Back in the day, when an indigenous person committed a serious crime -
usually a murder or a sexual assault - elders and band leaders would
determine if the person was a threat to the community; if so, he or
she would be banished.

The safety and well-being of the band was paramount. This was a
serious decision because it almost always meant death for the offender.

Back then, people lived together for co-operation and protection from
wild animals and enemy tribes. The huge herds of buffalo were preyed
on by fearsome predators. Packs of buffalo wolves - larger than timber
wolves - followed the herds.

Lone predators, including cougars and the plains grizzly, were among
the apex killers on the plains. A lone, unarmed human's best hope was
to run like hell and find another band to live with.

Today, various First Nations are revisiting the practice of banishment
to protect the community and provide a safe place for members.

Lack of funding and population growth have left First Nations
communities unable to provide treatment for drug and alcohol addiction
and in some cases the problem is allowed to fester and grow.

First Nations populations now contain both on- and off-reserve band
members. In most cases in the south, over half the reserve population
now lives off the reserve. This creates a back door for the criminal
element. Gang members might move onto the reserve to lay low and avoid
rival gang members and the law.

Other criminals come to the reserve to sell drugs and party. This has
made some reserves unsafe and subject to violent extensions of urban
gangs that conduct home invasions, drug dealing and general

Because of their rural nature, the RCMP response time is often
delayed, allowing offenders to carry on with impunity.

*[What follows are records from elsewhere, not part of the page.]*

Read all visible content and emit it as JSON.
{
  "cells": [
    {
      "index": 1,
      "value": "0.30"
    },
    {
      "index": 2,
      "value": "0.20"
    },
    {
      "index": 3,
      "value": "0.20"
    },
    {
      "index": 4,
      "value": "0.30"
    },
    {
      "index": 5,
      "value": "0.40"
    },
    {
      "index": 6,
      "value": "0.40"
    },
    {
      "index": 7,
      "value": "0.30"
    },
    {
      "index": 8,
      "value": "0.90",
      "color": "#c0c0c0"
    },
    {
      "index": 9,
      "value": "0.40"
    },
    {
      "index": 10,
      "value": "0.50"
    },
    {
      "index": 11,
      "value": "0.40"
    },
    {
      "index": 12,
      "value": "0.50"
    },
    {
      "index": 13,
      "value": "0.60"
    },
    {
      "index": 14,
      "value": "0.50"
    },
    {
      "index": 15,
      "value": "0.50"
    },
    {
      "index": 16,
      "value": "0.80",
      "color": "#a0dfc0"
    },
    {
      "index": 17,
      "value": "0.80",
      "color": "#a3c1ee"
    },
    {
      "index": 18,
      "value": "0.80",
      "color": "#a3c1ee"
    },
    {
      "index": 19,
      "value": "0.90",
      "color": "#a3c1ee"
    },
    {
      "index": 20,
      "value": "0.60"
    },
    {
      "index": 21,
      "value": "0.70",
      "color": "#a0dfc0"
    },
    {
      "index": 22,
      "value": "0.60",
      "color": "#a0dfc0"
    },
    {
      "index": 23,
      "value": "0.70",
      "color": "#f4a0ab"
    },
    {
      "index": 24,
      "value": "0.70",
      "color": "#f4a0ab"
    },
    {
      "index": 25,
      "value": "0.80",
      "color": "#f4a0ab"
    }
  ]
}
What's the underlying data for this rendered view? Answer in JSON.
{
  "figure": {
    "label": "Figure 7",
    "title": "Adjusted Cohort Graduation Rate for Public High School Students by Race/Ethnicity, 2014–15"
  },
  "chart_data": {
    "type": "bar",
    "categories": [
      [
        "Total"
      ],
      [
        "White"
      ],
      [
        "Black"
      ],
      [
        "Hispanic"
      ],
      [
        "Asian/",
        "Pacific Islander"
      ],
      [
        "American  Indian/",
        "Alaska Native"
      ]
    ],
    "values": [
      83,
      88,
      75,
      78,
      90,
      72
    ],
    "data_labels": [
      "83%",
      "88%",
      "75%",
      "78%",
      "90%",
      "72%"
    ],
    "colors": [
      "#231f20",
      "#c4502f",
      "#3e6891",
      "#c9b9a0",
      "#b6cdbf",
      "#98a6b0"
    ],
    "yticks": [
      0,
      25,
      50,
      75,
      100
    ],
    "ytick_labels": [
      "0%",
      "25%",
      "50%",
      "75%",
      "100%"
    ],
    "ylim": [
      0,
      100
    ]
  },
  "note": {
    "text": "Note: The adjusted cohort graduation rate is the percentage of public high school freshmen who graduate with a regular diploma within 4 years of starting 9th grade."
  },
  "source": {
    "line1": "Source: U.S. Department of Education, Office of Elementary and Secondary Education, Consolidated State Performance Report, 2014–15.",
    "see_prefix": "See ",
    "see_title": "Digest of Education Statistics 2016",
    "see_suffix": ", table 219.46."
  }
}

Band councils have been looking at ways to address this situation, and
several have discussed banishment. Today, it's not the death sentence
it used to be, but it removes the offender from the community and
hopefully acts as a deterrent.

Banishment today is more of an inconvenience for the offender, cutting
off an escape hatch from the city.

Under the Indian Act, a non-band member can be charged with
trespassing and forced to leave a reserve.

This clause can be enforced by the RCMP or band police. The "problem"
lies in the removal of a registered member, who has a right to live on
the land.

The Beardy's First Nation has come up with an option. Chief Rick
Gamble, a former RCMP officer, has suggested presenting it to the
judge as an option in sentencing. That way, politicians can't be
accused of picking on anyone or unilaterally making the decision.

Offenders will be told to make use of drug or alcohol rehabilitation
available off the reserve. These people will not be allowed back onto
the reserve without proving they are drug- and alcohol-free and living
a crime-free quality of life.

Banishment raises interesting legal questions:

* Do First Nations have the jurisdiction to pass laws related to
the Criminal Code?

* Does the Charter of Rights and Freedoms play a role? It
contains mobility rights that allow Canadians the right to travel freely.

* Will banishment act as a deterrent, or will offenders just
stay in the city, alienated further? Will there be a backlash that
First Nations are off-loading their problems to other

The existing system of corrections obviously isn't working and we need
to examine all alternatives; banishment is one.